To visit Auschwitz is to grasp the profundity of this point. With trains rolling in to the camps on a daily basis and the stench of burnt bodies regularly filling the air, the only way for ordinary citizens of Nazi Germany not to know is that they were either elsewhere in Europe or themselves dead.
This brings us to the deep, deep anger that victims of systematic child sexual abuse typically feel. Every adult who does such a thing knows that he is doing wrong. And the code of silence that he imposes makes this unquestionably clear.
The proof of an inchoate sense of justice is that no one has ever been the victim of systematic and vicious harm and somehow supposed that he or she were being treated appropriately. Children are not the exception to this. Having been the object of systematic wrongdoing at an early age, victims of child sexual abuse are typically teeming with utter rage.
But the greatest harm lies in the lesson that they learn. They learn the significance of raw power; and they learn that lesson while having their trust utterly destroyed. Accordingly, they come to have a warped sense of intimacy. Thus, it is no surprise that many victims of sustained child sexual abuse often become abusers themselves. It is also no surprise that these individuals are often masters at dissimulating loving behavior. This comes with the radical disassociation that is typically occasioned by the experience.
The typical child abuser can exhibit loving behavior at one moment and cruel behavior the next. This parallels a child’s being child-like in one home context (say the living room and kitchen) and a victim of sexual abuse in another home context (such as the bedroom). Having been the victim of masterful manipulation as a child, what we often find that, as an adult, the very same individual is now capable of masterful manipulation and sees sexual intimacy in terms of abusive power.

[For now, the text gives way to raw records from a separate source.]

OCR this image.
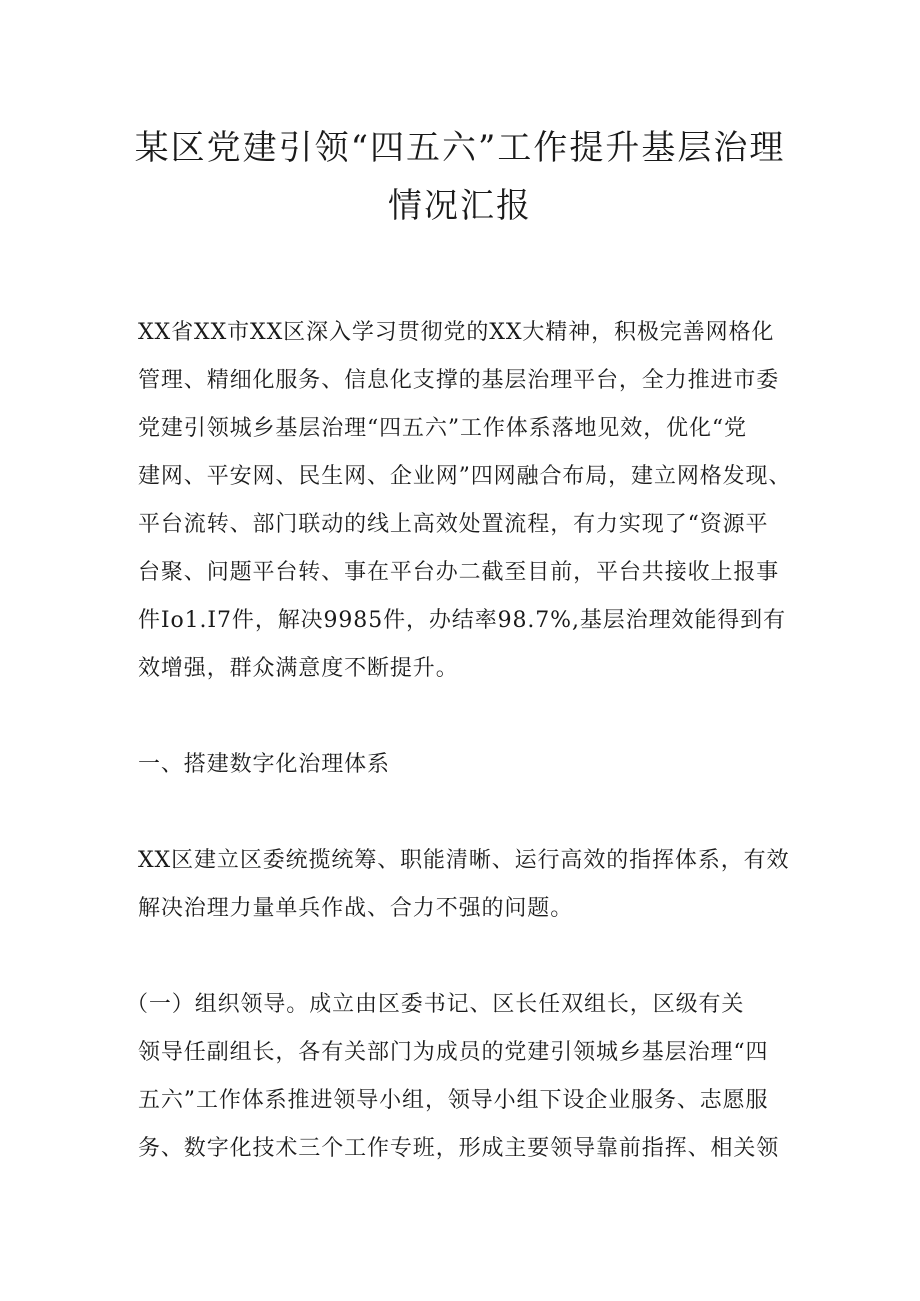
某区党建引领“四五六”工作提升基层治理
情况汇报
XX省XX市XX区深入学习贯彻党的XX大精神，积极完善网格化
管理、精细化服务、信息化支撑的基层治理平台，全力推进市委
党建引领城乡基层治理“四五六”工作体系落地见效，优化“党
建网、平安网、民生网、企业网”四网融合布局，建立网格发现、
平台流转、部门联动的线上高效处置流程，有力实现了“资源平
台聚、问题平台转、事在平台办二截至目前，平台共接收上报事
件Io1.I7件，解决9985件，办结率98.7%,基层治理效能得到有
效增强，群众满意度不断提升。
一、搭建数字化治理体系
XX区建立区委统揽统筹、职能清晰、运行高效的指挥体系，有效
解决治理力量单兵作战、合力不强的问题。
（一）组织领导。成立由区委书记、区长任双组长，区级有关
领导任副组长，各有关部门为成员的党建引领城乡基层治理“四
五六”工作体系推进领导小组，领导小组下设企业服务、志愿服
务、数字化技术三个工作专班，形成主要领导靠前指挥、相关领
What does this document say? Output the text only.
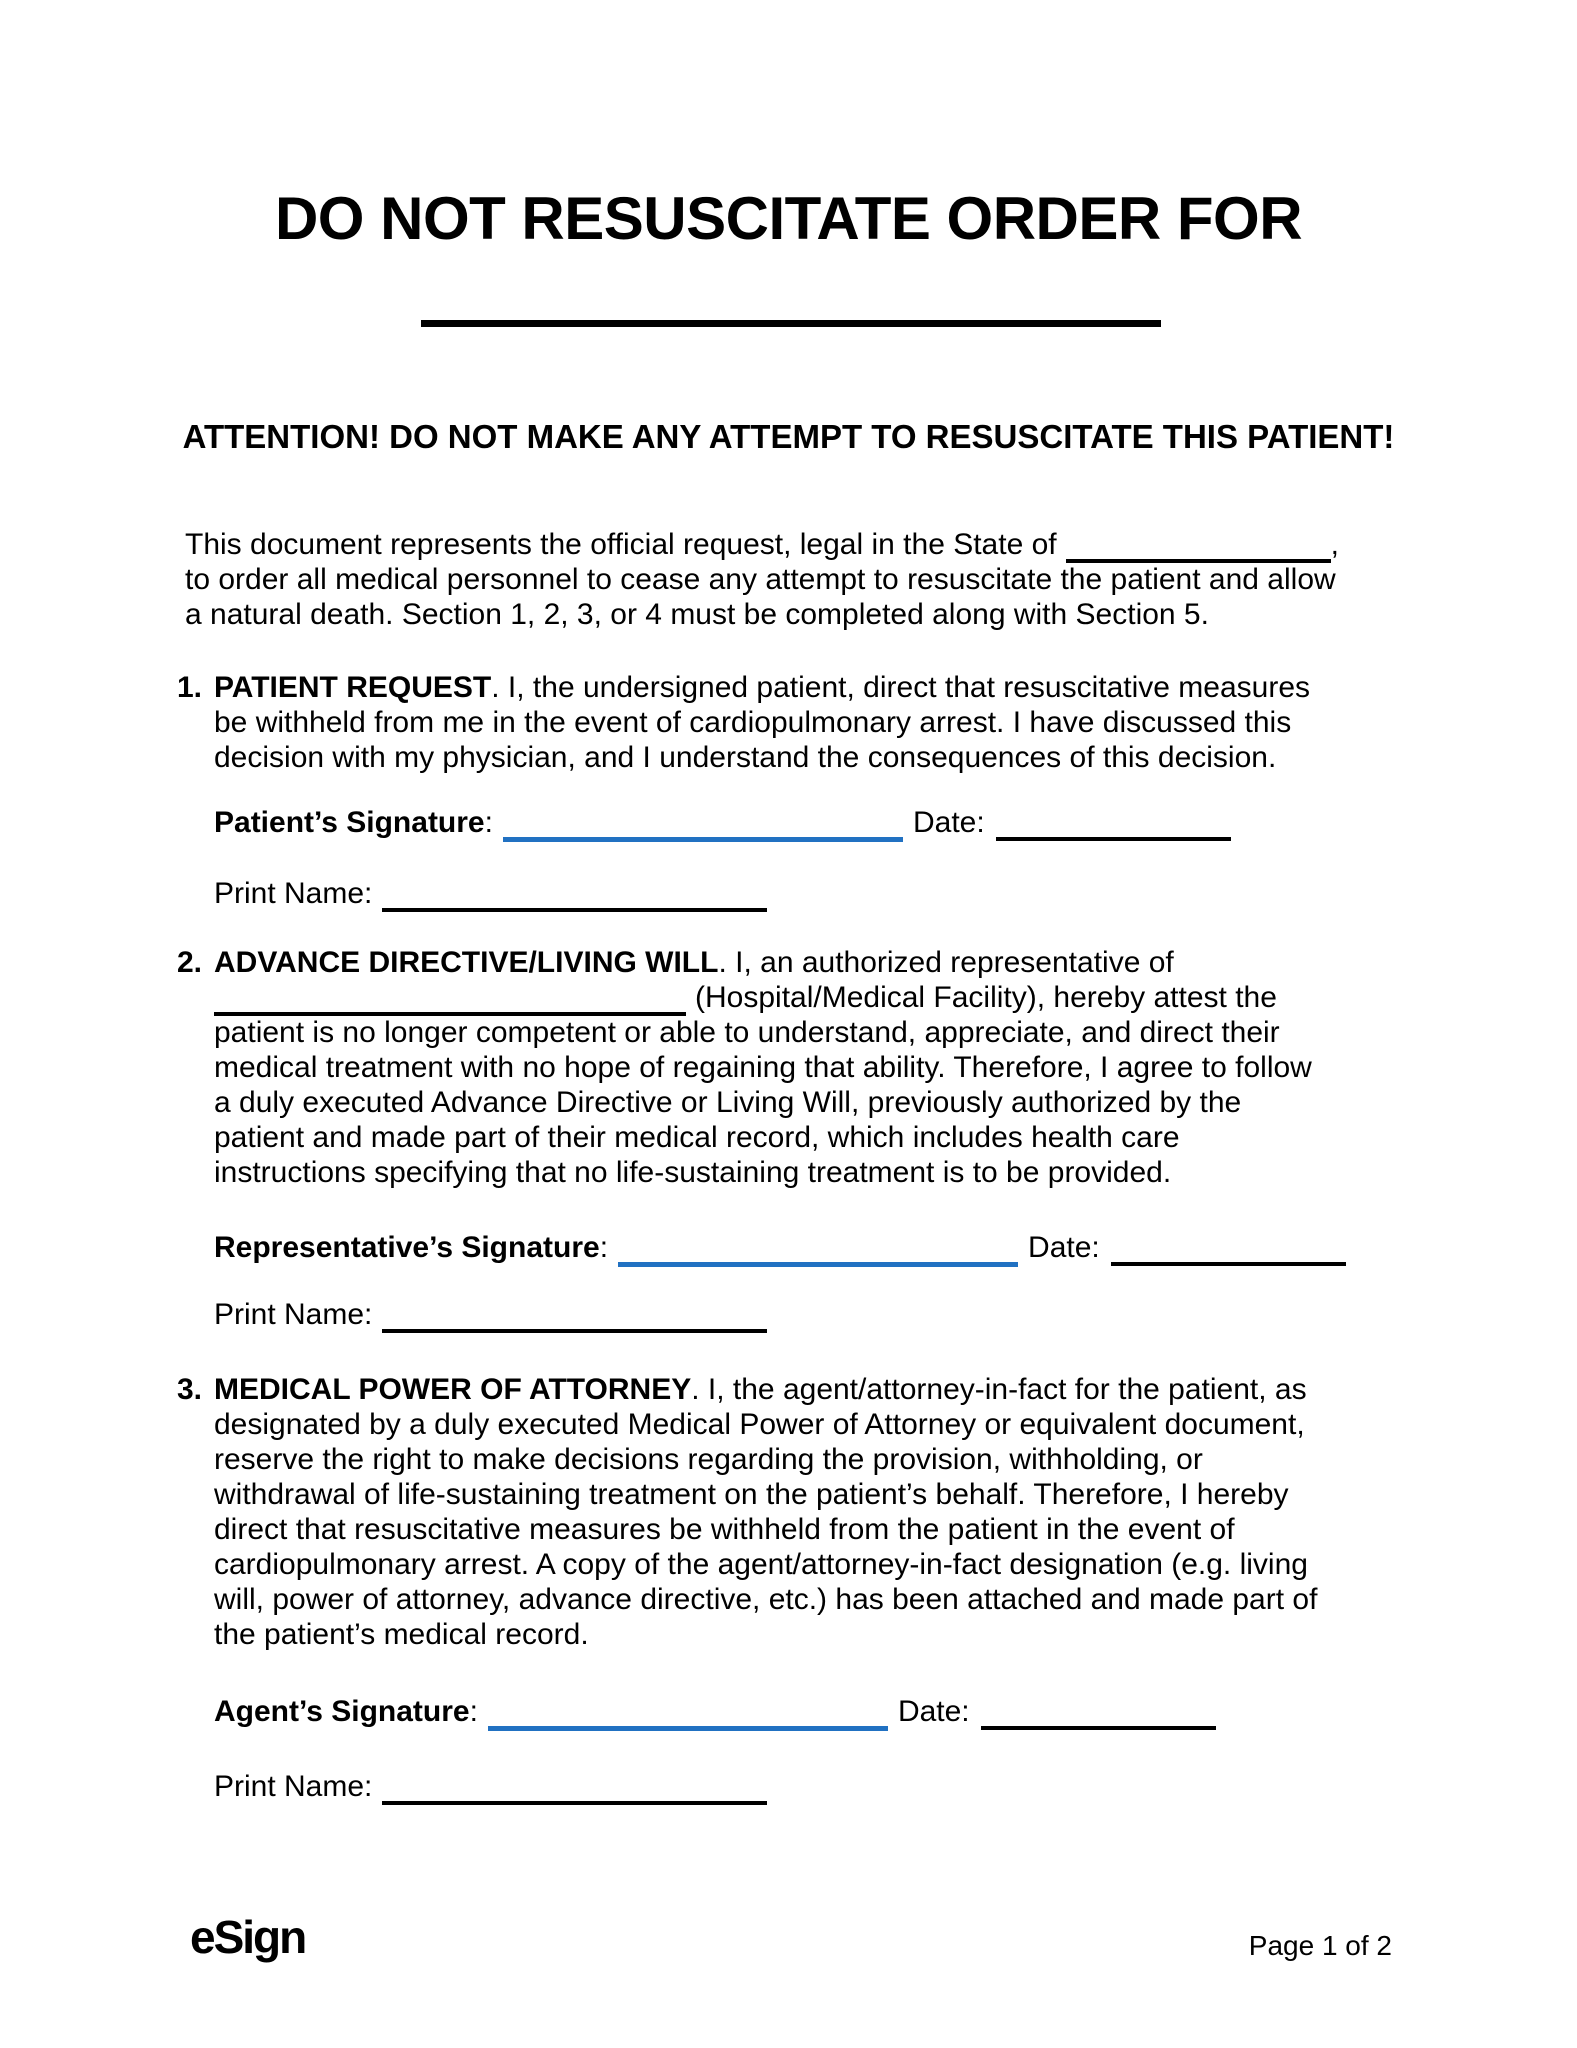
DO NOT RESUSCITATE ORDER FOR
ATTENTION! DO NOT MAKE ANY ATTEMPT TO RESUSCITATE THIS PATIENT!
This document represents the official request, legal in the State of	,
to order all medical personnel to cease any attempt to resuscitate the patient and allow
a natural death. Section 1, 2, 3, or 4 must be completed along with Section 5.
1. PATIENT REQUEST. I, the undersigned patient, direct that resuscitative measures
be withheld from me in the event of cardiopulmonary arrest. I have discussed this
decision with my physician, and I understand the consequences of this decision.
Patient’s Signature:	Date:
Print Name:
2. ADVANCE DIRECTIVE/LIVING WILL. I, an authorized representative of
(Hospital/Medical Facility), hereby attest the
patient is no longer competent or able to understand, appreciate, and direct their
medical treatment with no hope of regaining that ability. Therefore, I agree to follow
a duly executed Advance Directive or Living Will, previously authorized by the
patient and made part of their medical record, which includes health care
instructions specifying that no life-sustaining treatment is to be provided.
Representative’s Signature:	Date:
Print Name:
3. MEDICAL POWER OF ATTORNEY. I, the agent/attorney-in-fact for the patient, as
designated by a duly executed Medical Power of Attorney or equivalent document,
reserve the right to make decisions regarding the provision, withholding, or
withdrawal of life-sustaining treatment on the patient’s behalf. Therefore, I hereby
direct that resuscitative measures be withheld from the patient in the event of
cardiopulmonary arrest. A copy of the agent/attorney-in-fact designation (e.g. living
will, power of attorney, advance directive, etc.) has been attached and made part of
the patient’s medical record.
Agent’s Signature:	Date:
Print Name:
eSign	Page 1 of 2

In a published essay entitled “The Grip of Immorality: Child Abuse and Moral Failure” (1996), I argued that the victims of sustained child sexual abuse typically end up with a morally warped erotic emotional configuration. And this, I think, gives us an insight into the deafening silence of Holocaust survivors. To have survived Auschwitz is to have a most poignant sense of having waltzed with evil itself. And that is too close for comfort to having run the risk, albeit not intentionally, of becoming an evil person.